Operational Efficiency: Higher accuracy speeds up loan approvals and lowers expenses by reducing manual reviews.
Fair & Responsible Lending: Data-driven methods encourage objective judgments, guaranteeing adherence to rules and lowering legal risks.
Loan Portfolio Management: A strong predictive model adjusts to borrower profiles and economic conditions while striking a balance between approvals and financial stability.

Summary and Findings (5 points)

Summarize the findings from each section of the project:

Key insights from the descriptive analysis.
Findings from the regression analysis on loan amounts.
Findings from the binary dependent variable analysis.
Provide an overall assessment of the results, discussing limitations and real-world business applications.

Summary of Findings

1. Key Insights from Descriptive Study

Important relationships in mortgage lending were found in the dataset. Loan amounts have a moderate correlation (0.568) with income and a substantial correlation (0.715) with property values. The association between loan length and loan amount is lower (0.412).
Disparities are suggested by the examination of loan denial rates. According to chi-square tests, there is a statistically significant correlation between loan denial and race (p < 0.0003) and sex (p < 0.001). Concerns regarding equity and possible regulatory scrutiny are raised by these findings.

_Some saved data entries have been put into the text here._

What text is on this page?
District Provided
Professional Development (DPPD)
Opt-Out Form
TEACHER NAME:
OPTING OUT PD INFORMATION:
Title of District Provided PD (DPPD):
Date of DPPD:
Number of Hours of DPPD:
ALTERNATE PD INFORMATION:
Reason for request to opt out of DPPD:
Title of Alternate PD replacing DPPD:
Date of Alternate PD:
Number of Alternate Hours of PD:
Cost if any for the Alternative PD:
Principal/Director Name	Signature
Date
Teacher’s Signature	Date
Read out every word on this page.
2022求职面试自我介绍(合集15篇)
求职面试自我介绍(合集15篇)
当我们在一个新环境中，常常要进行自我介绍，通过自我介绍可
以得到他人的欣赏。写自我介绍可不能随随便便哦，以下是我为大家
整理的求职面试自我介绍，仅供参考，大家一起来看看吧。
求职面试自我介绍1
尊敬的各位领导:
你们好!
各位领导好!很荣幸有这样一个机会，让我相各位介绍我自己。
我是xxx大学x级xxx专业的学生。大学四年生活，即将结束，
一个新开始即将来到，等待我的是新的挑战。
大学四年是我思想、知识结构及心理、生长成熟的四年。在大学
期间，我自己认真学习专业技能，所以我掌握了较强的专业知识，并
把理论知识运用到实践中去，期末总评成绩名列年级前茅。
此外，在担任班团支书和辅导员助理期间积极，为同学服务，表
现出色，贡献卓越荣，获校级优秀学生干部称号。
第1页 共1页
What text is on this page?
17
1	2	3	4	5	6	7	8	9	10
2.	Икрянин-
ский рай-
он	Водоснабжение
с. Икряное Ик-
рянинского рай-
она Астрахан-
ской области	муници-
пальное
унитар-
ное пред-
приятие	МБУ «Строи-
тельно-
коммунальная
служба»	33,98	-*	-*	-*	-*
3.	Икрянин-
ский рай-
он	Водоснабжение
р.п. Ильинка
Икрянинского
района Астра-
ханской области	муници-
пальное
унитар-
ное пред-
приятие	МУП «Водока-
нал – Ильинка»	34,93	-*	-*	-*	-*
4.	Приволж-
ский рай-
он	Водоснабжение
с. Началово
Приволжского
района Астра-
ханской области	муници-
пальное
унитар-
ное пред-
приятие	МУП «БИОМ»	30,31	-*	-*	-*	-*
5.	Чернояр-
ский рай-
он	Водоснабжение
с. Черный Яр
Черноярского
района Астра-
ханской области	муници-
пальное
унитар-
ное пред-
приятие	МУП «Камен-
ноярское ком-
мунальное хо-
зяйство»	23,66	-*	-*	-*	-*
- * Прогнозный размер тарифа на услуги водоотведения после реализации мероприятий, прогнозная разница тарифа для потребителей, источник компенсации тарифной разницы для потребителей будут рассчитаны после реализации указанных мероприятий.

2. Findings from the Regression Analysis on Loan Amounts

Model 3, which had the lowest Root Mean Squared Error (RMSE = 0.5655) and the greatest Adjusted R2 (0.634), outperformed the other two regression models in terms of predictive accuracy.
Across all models, income and property worth were consistently significant predictors of loan amounts.
Concerns over equity in lending were raised by the negative coefficient for race (Black), which suggested less loan amounts for Black customers.
Longer loan durations are linked to somewhat larger loan amounts, according to the minor but substantial positive effect of loan length.

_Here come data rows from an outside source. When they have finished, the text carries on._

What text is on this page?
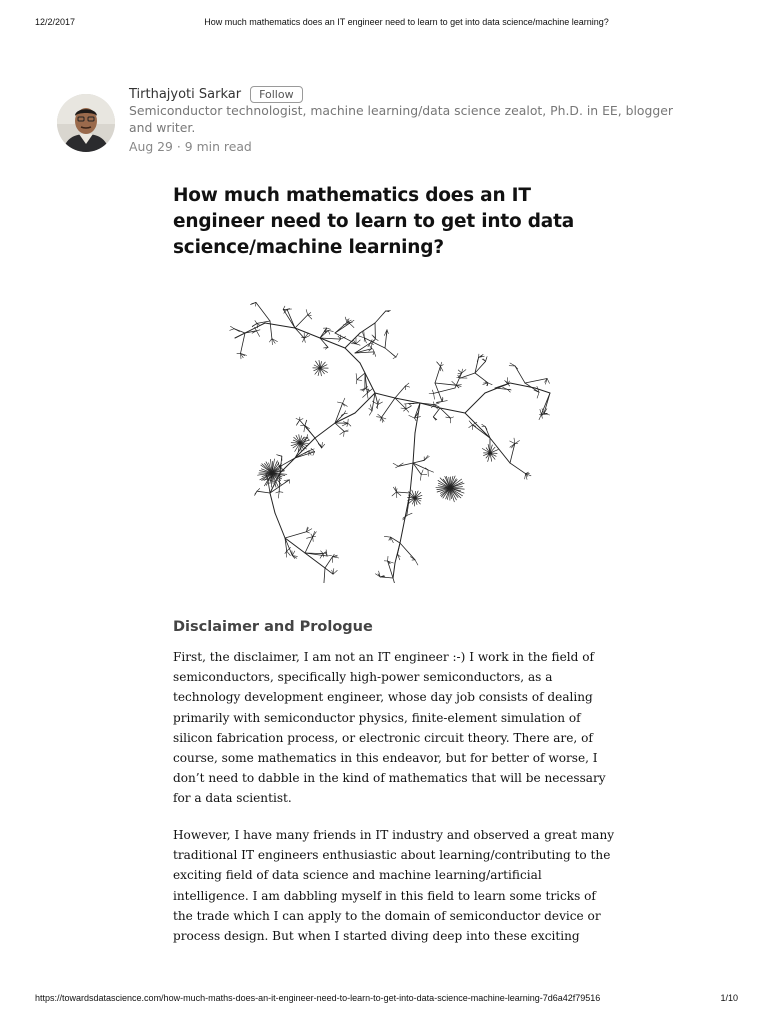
12/2/2017	How much mathematics does an IT engineer need to learn to get into data science/machine learning?
Tirthajyoti Sarkar	Follow
Semiconductor technologist, machine learning/data science zealot, Ph.D. in EE, blogger and writer.
Aug 29 · 9 min read
How much mathematics does an IT engineer need to learn to get into data science/machine learning?
Disclaimer and Prologue
First, the disclaimer, I am not an IT engineer :-) I work in the field of
semiconductors, specifically high-power semiconductors, as a
technology development engineer, whose day job consists of dealing
primarily with semiconductor physics, finite-element simulation of
silicon fabrication process, or electronic circuit theory. There are, of
course, some mathematics in this endeavor, but for better of worse, I
don’t need to dabble in the kind of mathematics that will be necessary
for a data scientist.
However, I have many friends in IT industry and observed a great many
traditional IT engineers enthusiastic about learning/contributing to the
exciting field of data science and machine learning/artificial
intelligence. I am dabbling myself in this field to learn some tricks of
the trade which I can apply to the domain of semiconductor device or
process design. But when I started diving deep into these exciting
https://towardsdatascience.com/how-much-maths-does-an-it-engineer-need-to-learn-to-get-into-data-science-machine-learning-7d6a42f79516	1/10
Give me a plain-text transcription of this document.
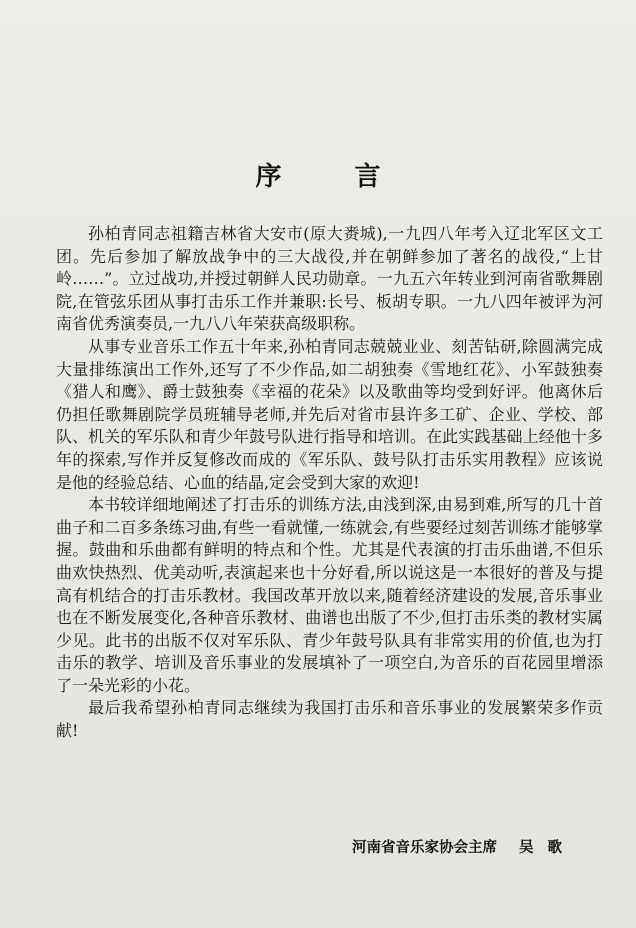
序 言

孙柏青同志祖籍吉林省大安市(原大赉城),一九四八年考入辽北军区文工团。先后参加了解放战争中的三大战役,并在朝鲜参加了著名的战役,“上甘岭……”。立过战功,并授过朝鲜人民功勋章。一九五六年转业到河南省歌舞剧院,在管弦乐团从事打击乐工作并兼职:长号、板胡专职。一九八四年被评为河南省优秀演奏员,一九八八年荣获高级职称。

从事专业音乐工作五十年来,孙柏青同志兢兢业业、刻苦钻研,除圆满完成大量排练演出工作外,还写了不少作品,如二胡独奏《雪地红花》、小军鼓独奏《猎人和鹰》、爵士鼓独奏《幸福的花朵》以及歌曲等均受到好评。他离休后仍担任歌舞剧院学员班辅导老师,并先后对省市县许多工矿、企业、学校、部队、机关的军乐队和青少年鼓号队进行指导和培训。在此实践基础上经他十多年的探索,写作并反复修改而成的《军乐队、鼓号队打击乐实用教程》应该说是他的经验总结、心血的结晶,定会受到大家的欢迎!

本书较详细地阐述了打击乐的训练方法,由浅到深,由易到难,所写的几十首曲子和二百多条练习曲,有些一看就懂,一练就会,有些要经过刻苦训练才能够掌握。鼓曲和乐曲都有鲜明的特点和个性。尤其是代表演的打击乐曲谱,不但乐曲欢快热烈、优美动听,表演起来也十分好看,所以说这是一本很好的普及与提高有机结合的打击乐教材。我国改革开放以来,随着经济建设的发展,音乐事业也在不断发展变化,各种音乐教材、曲谱也出版了不少,但打击乐类的教材实属少见。此书的出版不仅对军乐队、青少年鼓号队具有非常实用的价值,也为打击乐的教学、培训及音乐事业的发展填补了一项空白,为音乐的百花园里增添了一朵光彩的小花。

最后我希望孙柏青同志继续为我国打击乐和音乐事业的发展繁荣多作贡献!

河南省音乐家协会主席 吴歌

3. Findings from the Binary Dependent Variable Analysis

To forecast loan denial, two logistic regression models and a linear probability model (LPM) were created.
In both models, income significantly decreased the chance of loan denial (p < 0.0001).
Perhaps as a result of the financial security that comes with having several sources of income, sex (combined applications) dramatically decreased loan denial rates.
Racial differences in acceptance choices were evident in the much lower loan denial rate for White applicants.
The model evaluation’s AUC values revealed that the logistic regression model (AUC = 0.622) outperformed the decision tree model (AUC = 0.564), suggesting a reasonable level of predictive potential.

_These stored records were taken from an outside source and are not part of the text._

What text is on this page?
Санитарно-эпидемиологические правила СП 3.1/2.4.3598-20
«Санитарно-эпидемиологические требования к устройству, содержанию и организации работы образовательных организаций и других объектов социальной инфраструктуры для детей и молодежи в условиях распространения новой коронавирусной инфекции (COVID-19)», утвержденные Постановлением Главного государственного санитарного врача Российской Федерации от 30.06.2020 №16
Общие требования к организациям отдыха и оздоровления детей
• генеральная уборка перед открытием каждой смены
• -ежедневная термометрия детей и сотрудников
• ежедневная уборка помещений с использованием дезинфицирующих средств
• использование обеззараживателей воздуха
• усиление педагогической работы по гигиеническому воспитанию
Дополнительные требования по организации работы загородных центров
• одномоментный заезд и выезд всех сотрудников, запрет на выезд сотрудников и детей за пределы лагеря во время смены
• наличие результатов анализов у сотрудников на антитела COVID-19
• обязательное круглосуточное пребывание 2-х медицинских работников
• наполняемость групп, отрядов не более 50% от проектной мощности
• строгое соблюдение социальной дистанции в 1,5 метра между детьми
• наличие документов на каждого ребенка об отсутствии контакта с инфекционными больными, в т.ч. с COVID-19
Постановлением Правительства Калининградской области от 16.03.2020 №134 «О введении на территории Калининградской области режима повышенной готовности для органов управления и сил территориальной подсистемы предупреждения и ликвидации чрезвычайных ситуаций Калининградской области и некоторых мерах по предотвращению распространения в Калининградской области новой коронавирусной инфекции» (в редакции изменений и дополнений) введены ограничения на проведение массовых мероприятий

4. Overall Evaluation and Implications

Limitations: Although the models were able to identify important factors that affect loan amounts and denial rates, they could also improve predictive power by taking into account unobserved borrower characteristics like credit scores and debt-to-income ratios.
Business and Regulatory Consequences: Fair lending issues: In order to prevent discrimination claims, there may be a need for compliance reviews and possible policy changes given the strong correlation between race and loan denial.
Enhancements to risk assessment: While enhancing risk management, financial institutions should improve credit scoring models to integrate fair lending principles.
Pricing strategies: By using the findings from the regression model, lenders can better target lucrative client segments and optimize loan pricing.
Consumer protection: These results back up regulatory initiatives to keep an eye on mortgage lending practices and encourage openness.

Overall, the study shows that sex, ethnicity, and wealth are important considerations when it comes to mortgage lending decisions. To maintain good risk management and guarantee lending equity, financial institutions and regulators must collaborate.

Reminder: Each student must choose a different state for their HMDA dataset analysis. Duplications will not be accepted.